9º – Porque nada indica que o “espírito”, concedido por Deus ao homem no princípio, é o mesmo “sopro”, ou “fôlego de vida”, e tem consciência depois da morte. A Bíblia não autoriza tal interpretação, nem neste verso, nem em qualquer outro. Pelo contrário, o quadro que se ressalta do que o salmista nos apresenta quando esse “espírito” é recolhido é a falta de consciência após a morte:
“Não confieis . . . nos filhos dos homens . . . Sai-lhes o espírito e eles tornam ao pó; nesse mesmo dia perecem todos os seus desígnios [pensamentos-KJV; “pensamientos”—Reina Valera, em espanhol] (Salmo 146: 3 e 4).
Muitos outros textos falam claramente da condição de inconsciência do homem na morte: Sal. 6:5; 30:9; 88:10; 115: 17; Ecl. 9: 5, 6; Isa. 38: 18, 19; 1 Cor. 15: 16-19, 32.

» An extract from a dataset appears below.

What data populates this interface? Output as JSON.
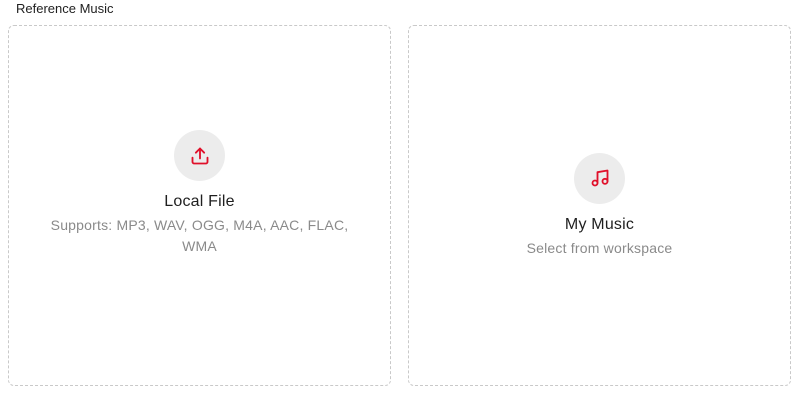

10º – Porque a esperança de Jó de vida eterna centralizava-se na ressurreição, não em ir para a glória quando morresse e sua alma para lá se dirigisse:
“Porque eu sei que o meu Redentor vive, e por fim se levantará sobre a terra. Depois, revestido este meu corpo da minha pele, em minha carne verei a Deus. Vê-lo-ei por mim mesmo, os meus olhos o verão, e não outros”. Jó 19: 25-27.
Que a grande esperança de vida eterna se centraliza, não na morte com ida de uma alma para o céu, mas na ressurreição, fica por demais claro ainda os seguintes textos: Sal. 17:15; João 6:39, 40; Lucas 20:37, 38; João 11: 23, 25; Fil. 3:11; 1 Tes. 4:14, 17; Mat. 16:27 (cf. Isa. 40:10); 2 Tim. 4:7, 8).